I was hoping to get back on a regular schedule with the posting, but this whole unemployment thing is harder work than it seems… With all the buzz and hype on Web 2.0, it’s sort of been harder to find real insight online, but recently I’ve spotted some particularly interesting bits:

  • Designing for the Sandbox – this is peterme’s new blog (dealing with Web 2.0, and issues of openness, control, trust, authencity, and whatever else deemed relevant), spurred by his recent writing and tracking a more interesting angle than the regular biz boosterism
  • Abstract Dynamics: Web 2.0 – Abe Burmeister’s recent critical essay that gives valuable context and perspective to some of the more exhuberant claims (peter responded and Abe responded back)
  • Why Web2.0 Matters: Preparing for Glocalization – probably the most interesting Web 2.0 essay I’ve seen recently, connecting many different disparate threads into a very cohesive thesis, while being appropriately self-reflexive (looks like all that schooling coming in handy)

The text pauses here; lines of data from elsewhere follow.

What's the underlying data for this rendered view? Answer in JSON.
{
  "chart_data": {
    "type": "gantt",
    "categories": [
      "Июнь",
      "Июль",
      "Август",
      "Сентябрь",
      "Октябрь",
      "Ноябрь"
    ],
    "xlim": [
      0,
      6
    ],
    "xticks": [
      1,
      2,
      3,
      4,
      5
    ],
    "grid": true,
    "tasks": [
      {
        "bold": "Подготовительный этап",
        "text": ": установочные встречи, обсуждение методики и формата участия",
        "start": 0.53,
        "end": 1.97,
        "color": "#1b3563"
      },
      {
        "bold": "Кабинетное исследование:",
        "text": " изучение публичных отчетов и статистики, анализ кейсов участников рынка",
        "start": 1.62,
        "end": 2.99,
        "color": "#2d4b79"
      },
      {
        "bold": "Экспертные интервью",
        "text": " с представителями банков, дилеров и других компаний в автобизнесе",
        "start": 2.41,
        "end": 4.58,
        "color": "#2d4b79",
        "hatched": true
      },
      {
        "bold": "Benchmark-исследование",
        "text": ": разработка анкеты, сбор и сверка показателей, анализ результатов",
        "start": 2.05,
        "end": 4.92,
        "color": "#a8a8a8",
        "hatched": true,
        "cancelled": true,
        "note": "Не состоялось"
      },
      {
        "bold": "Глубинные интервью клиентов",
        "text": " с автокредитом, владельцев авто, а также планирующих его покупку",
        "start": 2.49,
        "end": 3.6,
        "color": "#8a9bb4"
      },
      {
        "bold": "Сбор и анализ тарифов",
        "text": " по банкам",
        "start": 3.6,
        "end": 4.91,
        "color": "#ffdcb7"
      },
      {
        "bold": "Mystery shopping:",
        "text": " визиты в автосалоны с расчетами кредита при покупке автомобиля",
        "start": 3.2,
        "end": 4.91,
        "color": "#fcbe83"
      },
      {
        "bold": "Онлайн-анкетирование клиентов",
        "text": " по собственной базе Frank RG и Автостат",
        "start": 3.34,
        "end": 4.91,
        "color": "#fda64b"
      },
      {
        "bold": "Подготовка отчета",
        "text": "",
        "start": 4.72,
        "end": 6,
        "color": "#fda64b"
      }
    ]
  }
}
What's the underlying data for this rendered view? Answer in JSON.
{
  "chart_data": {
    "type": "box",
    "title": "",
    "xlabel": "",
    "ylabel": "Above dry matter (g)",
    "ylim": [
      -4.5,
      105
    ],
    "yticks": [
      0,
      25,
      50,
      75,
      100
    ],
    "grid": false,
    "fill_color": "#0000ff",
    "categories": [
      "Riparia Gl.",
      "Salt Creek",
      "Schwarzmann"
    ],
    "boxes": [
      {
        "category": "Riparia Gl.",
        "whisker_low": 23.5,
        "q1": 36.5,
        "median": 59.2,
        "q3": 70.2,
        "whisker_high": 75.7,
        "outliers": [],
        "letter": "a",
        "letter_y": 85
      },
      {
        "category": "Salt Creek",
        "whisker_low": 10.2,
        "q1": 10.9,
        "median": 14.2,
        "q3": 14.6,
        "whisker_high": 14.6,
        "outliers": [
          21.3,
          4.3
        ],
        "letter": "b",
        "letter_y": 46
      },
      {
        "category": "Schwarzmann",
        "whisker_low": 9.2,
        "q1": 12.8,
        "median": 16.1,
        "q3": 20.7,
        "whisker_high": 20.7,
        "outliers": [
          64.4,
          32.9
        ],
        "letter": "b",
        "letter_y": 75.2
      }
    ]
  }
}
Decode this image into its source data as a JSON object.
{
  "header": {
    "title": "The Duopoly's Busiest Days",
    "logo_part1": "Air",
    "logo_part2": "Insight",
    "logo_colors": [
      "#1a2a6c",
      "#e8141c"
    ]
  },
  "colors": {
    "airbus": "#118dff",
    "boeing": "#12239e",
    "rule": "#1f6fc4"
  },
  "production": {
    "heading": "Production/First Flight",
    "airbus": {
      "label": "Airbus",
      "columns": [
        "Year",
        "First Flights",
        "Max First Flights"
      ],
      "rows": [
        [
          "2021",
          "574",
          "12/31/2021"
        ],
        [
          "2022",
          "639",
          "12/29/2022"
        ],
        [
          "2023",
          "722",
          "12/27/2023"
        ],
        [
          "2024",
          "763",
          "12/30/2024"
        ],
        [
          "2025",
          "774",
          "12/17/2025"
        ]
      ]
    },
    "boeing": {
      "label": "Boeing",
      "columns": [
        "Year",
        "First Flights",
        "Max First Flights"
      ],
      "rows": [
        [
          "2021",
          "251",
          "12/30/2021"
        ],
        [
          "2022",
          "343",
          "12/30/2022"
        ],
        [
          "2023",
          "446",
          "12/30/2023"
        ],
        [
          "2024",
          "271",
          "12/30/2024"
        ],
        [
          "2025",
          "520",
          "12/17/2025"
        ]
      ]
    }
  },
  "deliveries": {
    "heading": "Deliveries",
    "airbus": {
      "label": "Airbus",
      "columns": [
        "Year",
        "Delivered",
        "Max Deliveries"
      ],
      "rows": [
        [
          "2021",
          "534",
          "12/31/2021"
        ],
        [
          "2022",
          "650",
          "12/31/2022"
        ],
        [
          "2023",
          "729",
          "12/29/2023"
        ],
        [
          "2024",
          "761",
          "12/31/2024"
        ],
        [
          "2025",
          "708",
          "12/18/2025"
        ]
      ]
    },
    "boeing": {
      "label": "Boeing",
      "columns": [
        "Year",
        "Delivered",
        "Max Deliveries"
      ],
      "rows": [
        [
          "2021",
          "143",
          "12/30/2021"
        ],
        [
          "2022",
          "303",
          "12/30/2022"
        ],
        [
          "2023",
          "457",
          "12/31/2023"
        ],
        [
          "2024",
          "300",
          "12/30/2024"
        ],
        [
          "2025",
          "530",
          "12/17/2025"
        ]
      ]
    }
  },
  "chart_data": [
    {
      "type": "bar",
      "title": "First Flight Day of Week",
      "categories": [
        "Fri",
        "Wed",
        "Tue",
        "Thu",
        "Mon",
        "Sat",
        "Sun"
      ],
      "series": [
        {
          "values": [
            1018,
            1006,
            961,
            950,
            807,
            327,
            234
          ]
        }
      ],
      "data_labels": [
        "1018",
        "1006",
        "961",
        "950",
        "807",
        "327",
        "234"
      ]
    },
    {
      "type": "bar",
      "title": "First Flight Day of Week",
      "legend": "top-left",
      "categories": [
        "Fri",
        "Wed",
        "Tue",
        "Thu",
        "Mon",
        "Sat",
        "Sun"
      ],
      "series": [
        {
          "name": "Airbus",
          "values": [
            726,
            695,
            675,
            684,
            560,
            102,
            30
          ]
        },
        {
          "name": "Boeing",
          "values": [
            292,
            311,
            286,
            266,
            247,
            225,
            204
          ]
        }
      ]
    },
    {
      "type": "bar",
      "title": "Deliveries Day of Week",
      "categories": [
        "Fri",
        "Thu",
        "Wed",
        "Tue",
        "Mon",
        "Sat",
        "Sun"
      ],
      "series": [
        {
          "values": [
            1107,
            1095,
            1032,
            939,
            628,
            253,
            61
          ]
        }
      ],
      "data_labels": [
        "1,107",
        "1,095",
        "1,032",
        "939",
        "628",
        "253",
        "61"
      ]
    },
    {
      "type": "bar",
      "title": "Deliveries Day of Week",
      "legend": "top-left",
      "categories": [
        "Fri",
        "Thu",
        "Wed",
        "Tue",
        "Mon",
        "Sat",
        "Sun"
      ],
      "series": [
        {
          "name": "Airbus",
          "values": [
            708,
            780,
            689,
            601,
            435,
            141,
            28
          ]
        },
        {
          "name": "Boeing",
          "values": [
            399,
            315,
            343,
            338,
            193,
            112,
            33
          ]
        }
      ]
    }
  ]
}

What’s interesting is that Danah’s primary point, emphasizing social context, is something that she’s been saying for quite a while (but perhaps still not being giving appropriate attention to by developers? to be fair, it is a fairly hard property to quantify). What did strike as particularly interesting from my perspective is the emphasis on articulating scope. For Upcoming.org, the glocalization is rather literal, with local social proximity mapped against geography (and friends) and across interests with tags, and now groups.

While I can’t claim the rigor that others have for creating extended, focused essays, I do want to try to touch on a point that has so far, I think, been underexplored: how these social contexts (communities) relate to identity.

At the strategic level, there seems to be a big push for “identity” which seems to translate, loosely coded, as a person GUID. Beyond the general misguidedness of monolothic identity at a philosophical level, this seems to miss the point (and indeed, work at odds) with where the actual value lies: that identity functions in the context its relationships, and that context is generated primarily by activity.

Related to that line of thought, what we’ve seen in these Web 2.0 is creation of platforms and services, but it seems there’s been a blind-spot to how these services can fit within existing community infrastructure. We’re still seeing “Sign-up for XYZ new site, (re)create social context!” instead of an “Augment an existing community, leverage existing social context!” — and there’s a tangible downside to this blindness that extends beyond the inefficiency, or the “fuck it up” factor of trying to re-articulate what already implicitly exists: the additional friction and artificial infrastructure segmentation is going to ultimately limit your growth.

That could probably do with some unpacking and concrete examples, but it’s getting late.